Bir
belgesel programda ülkemiz için önemli bir değer
olduğuna inandığım, doğuştan görme özürlü Eşref Armağan
Beyi ve eserlerini izledim. O, parmak uçlarıyla resmi
oluştururken ben de hayret ve hayranlıkta kalmakla
yetindim. Eşref Bey’in hususiyeti, parmak uçlarıyla
görebilmesi. Görsel algı uzmanlarının gözlemlerine göre,
resim yaparken beyninin korteks dediğimiz merkezinde
sinyal şeklinde bir uyarı tespit edilmiş. Bu da
gösteriyor ki insanın görme işlevini yerine getiren
sadece göz organı değil. İnsanın birçok algı yeteneği
olduğu artık kesinleşmiş durumda.
Eşref
Bey’le ilgili en ilginç ve orijinal tespiti ise
programdaki bir estetik uzmanı yapıyor. Uzmana göre bu
olay, Rönesans devrinden bu yana görülen en büyük
sanatsal gelişme ve devrimlerden biri aynı zamanda.

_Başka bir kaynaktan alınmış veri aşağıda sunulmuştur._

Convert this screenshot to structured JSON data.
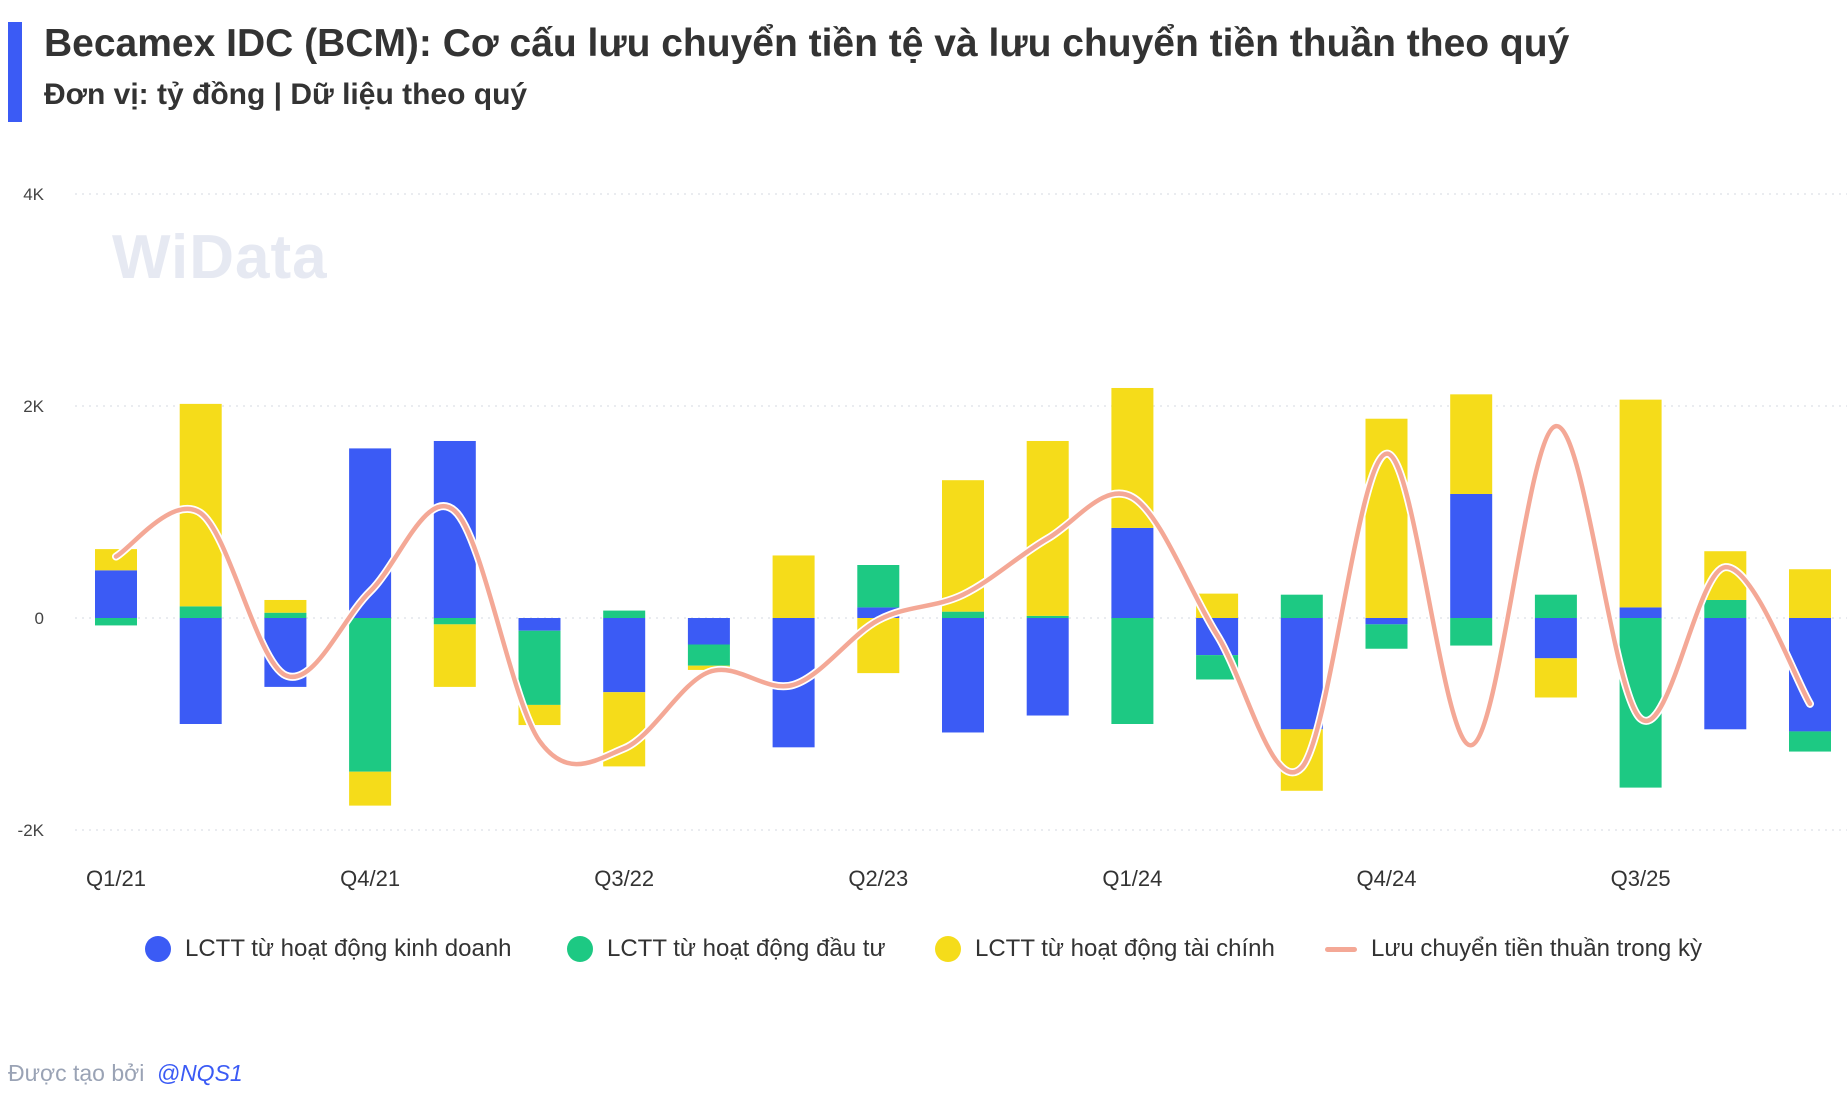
{
  "header": {
    "title": "Becamex IDC (BCM): Cơ cấu lưu chuyển tiền tệ và lưu chuyển tiền thuần theo quý",
    "subtitle": "Đơn vị: tỷ đồng | Dữ liệu theo quý",
    "accent_color": "#3B5BF5"
  },
  "watermark": "WiData",
  "footer": {
    "prefix": "Được tạo bởi",
    "handle": "@NQS1"
  },
  "chart_data": {
    "type": "bar",
    "stacked": true,
    "categories": [
      "Q1/21",
      "Q2/21",
      "Q3/21",
      "Q4/21",
      "Q1/22",
      "Q2/22",
      "Q3/22",
      "Q4/22",
      "Q1/23",
      "Q2/23",
      "Q3/23",
      "Q4/23",
      "Q1/24",
      "Q2/24",
      "Q3/24",
      "Q4/24",
      "Q1/25",
      "Q2/25",
      "Q3/25",
      "Q4/25",
      "Q1/26"
    ],
    "x_tick_labels": [
      "Q1/21",
      "Q4/21",
      "Q3/22",
      "Q2/23",
      "Q1/24",
      "Q4/24",
      "Q3/25"
    ],
    "y_tick_labels": [
      "4K",
      "2K",
      "0",
      "-2K"
    ],
    "y_ticks": [
      4000,
      2000,
      0,
      -2000
    ],
    "ylim": [
      -2000,
      4000
    ],
    "grid": true,
    "legend_position": "bottom",
    "series": [
      {
        "name": "LCTT từ hoạt động kinh doanh",
        "color": "#3B5BF5",
        "kind": "bar",
        "values": [
          450,
          -1000,
          -650,
          1600,
          1670,
          -120,
          -700,
          -250,
          -1220,
          100,
          -1080,
          -920,
          850,
          -350,
          -1050,
          -60,
          1170,
          -380,
          100,
          -1050,
          -1070
        ]
      },
      {
        "name": "LCTT từ hoạt động đầu tư",
        "color": "#1DC983",
        "kind": "bar",
        "values": [
          -70,
          110,
          50,
          -1450,
          -60,
          -700,
          70,
          -200,
          0,
          400,
          60,
          20,
          -1000,
          -230,
          220,
          -230,
          -260,
          220,
          -1600,
          170,
          -190
        ]
      },
      {
        "name": "LCTT từ hoạt động tài chính",
        "color": "#F5DC1A",
        "kind": "bar",
        "values": [
          200,
          1910,
          120,
          -320,
          -590,
          -190,
          -700,
          -40,
          590,
          -520,
          1240,
          1650,
          1320,
          230,
          -580,
          1880,
          940,
          -370,
          1960,
          460,
          460
        ]
      },
      {
        "name": "Lưu chuyển tiền thuần trong kỳ",
        "color": "#F4A896",
        "kind": "line",
        "values": [
          580,
          990,
          -540,
          250,
          1010,
          -1160,
          -1230,
          -510,
          -630,
          -20,
          220,
          750,
          1140,
          -160,
          -1410,
          1550,
          -1200,
          1810,
          -950,
          480,
          -810
        ]
      }
    ]
  }
}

Ayrıca bu örnek olay, resmi oluşturanın beynin kendisi
olduğunu bizlere gösteriyor. Bilimsel gelişmeler bunun
ötesini de tespit etmiş durumda. O gerçek de beynin,
görmenin de ötesinde data olarak belirtilen bilgi
bankalarından okuduklarını açığa çıkaran bir printout
işlevi görmesi ve bu işlevi bilinç adı altında yerine
getirmesi. Okuma olayı da harfleri heceleme değil
elbette. İçsel ya da dışsal uyarıların beyin tarafından
sentezlenerek deşifre edilmesi. Son aşama da okunanların
bir kısmının beyindeki hayal merkezinde tasvir edilerek
şekillenmesi ve görsel olarak algılanması. Nasıl ki
evrenler yaratıcı şuur tarafından bir anda resmedilerek
açığa çıkarılıyorsa insandaki bu resmetme özelliği de
mikrokozmos olan ve kozmik şuurun prototipi olan beynin
aynı işlevi mikro düzeyde göstermesi demektir.
Dünya
genelinde de farklı duyu organlarıyla değişik yetenekler
sergileyen insanlar bulunuyor. Parmak ucuyla gören ve
bir kitabın tamamını okuyabilenlerden tutun da koku
duyusuyla birçok keşif ve tanımlama yapabilenlere kadar
geniş bir skala söz konusu. Bu tarz yetenekleri
sergileyenin insan ruhu olduğu düşünülse de sonuçta
hepsinin beyin kaynaklı olduğunu biliyoruz. Beynin
sırları çözüldükçe mesele daha da açıklığa kavuşacaktır.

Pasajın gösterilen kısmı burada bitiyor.